I like these lines because there is an effort to engage with colonial/imperial/neo-colonial state of being in here, it moves beyond the de-politicized way of dealing with gender in both American and Bengali mainstream women's poetry. I like the little reference to color, the different shades of brown all explored through concrete objects. It irrevocably brings up race, without being very explicit about it. That is, it does not pronounce the word "race" anywhere. I love the title of her poem "when places leave." There's a sense of mystery in there. And again, a sense of an awareness of the colonial/neo-colonial state. I mean,places vanish. Literally. In so many ways. And then, obviously in the minds of the people. And my home-state is, right now, in the middle of all that. Places are vanishing fast. So are people along with them.

But where I am also thinking a little bit, and feeling somewhat skeptic, is the way I am seeing post-colonial academic jargon very squarely placed in her poems. I want some of that there, though not in the form of those jargons themselves, but rather in forms of ideas, concrete stories, images, and words. In short, I want that theoretical knowledge from post-colonialism and gender studies to be translated into poetic forms and formal techniques of writing. The other thing is, these poems are little too "diasporic" for me. I am not "hybrid" in that sense. I speak and read and write in my native-tongue quite quite fluently. Thank you.
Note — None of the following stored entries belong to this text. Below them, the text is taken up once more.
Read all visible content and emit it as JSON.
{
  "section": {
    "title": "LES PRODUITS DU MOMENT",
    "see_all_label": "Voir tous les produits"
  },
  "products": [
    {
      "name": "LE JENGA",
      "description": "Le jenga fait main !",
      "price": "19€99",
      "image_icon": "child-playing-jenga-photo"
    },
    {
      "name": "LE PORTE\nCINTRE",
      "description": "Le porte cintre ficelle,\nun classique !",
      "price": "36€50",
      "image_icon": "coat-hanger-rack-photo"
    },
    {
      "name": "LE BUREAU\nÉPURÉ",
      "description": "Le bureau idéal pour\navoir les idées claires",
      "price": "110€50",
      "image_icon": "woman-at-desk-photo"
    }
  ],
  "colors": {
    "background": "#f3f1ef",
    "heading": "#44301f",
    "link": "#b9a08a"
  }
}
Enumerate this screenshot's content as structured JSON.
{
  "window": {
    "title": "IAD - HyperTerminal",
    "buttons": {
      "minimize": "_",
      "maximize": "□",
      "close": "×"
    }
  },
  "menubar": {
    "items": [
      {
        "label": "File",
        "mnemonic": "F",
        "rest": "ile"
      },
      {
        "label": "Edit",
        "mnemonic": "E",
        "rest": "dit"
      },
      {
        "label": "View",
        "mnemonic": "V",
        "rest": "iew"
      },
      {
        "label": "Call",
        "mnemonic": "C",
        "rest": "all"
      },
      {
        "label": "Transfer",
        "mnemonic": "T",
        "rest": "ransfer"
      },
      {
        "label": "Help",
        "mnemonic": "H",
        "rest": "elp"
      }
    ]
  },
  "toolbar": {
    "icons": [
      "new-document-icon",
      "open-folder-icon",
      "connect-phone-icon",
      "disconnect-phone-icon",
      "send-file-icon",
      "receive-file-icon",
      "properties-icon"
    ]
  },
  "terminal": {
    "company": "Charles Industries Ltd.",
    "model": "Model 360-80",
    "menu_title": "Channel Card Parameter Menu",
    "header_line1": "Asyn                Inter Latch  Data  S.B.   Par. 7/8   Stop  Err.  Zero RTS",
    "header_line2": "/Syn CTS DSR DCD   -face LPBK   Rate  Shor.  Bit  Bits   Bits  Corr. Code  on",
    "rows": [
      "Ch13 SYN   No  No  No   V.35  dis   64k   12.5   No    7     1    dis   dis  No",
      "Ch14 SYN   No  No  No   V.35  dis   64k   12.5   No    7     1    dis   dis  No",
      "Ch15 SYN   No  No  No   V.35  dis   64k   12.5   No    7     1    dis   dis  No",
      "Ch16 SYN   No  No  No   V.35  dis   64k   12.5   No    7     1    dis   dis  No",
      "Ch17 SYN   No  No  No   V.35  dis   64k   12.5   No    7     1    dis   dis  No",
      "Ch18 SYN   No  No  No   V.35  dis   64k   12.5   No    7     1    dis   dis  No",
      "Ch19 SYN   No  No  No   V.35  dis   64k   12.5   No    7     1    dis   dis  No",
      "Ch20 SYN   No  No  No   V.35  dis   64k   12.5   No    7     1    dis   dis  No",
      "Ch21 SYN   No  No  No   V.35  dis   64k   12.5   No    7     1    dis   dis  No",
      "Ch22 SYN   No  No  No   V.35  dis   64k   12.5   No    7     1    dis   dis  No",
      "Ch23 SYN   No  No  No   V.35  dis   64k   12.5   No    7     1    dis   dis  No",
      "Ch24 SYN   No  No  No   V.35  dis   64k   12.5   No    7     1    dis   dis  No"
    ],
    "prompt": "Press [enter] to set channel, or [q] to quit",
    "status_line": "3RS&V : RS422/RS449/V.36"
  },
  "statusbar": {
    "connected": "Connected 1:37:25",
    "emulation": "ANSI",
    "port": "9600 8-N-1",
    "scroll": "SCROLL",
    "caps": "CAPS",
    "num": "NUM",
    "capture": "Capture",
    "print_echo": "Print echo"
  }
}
So, there is that obvious problem of not being able to relate to that immigrant anxiety in here.Instead, I would have liked a little bit more delving into concrete history through the images and the stories. Like, the little note she has about the use of the word "khichuri" in her family, especially in women's lingo, could well have been a poem in itself, and in my opinion, a much more interesting one than the one she has now.That footnote has a sense of history, social space, language in the way the poem does not have. Especially, I could have done without a coinage like "hybridized tongue."

My own writing has taken a back-seat now. I mean, I am writing. The second draft of the first chapter of my dissertation. So, I am not seeing much chance of spending much time with my poems and stories until Spring Break.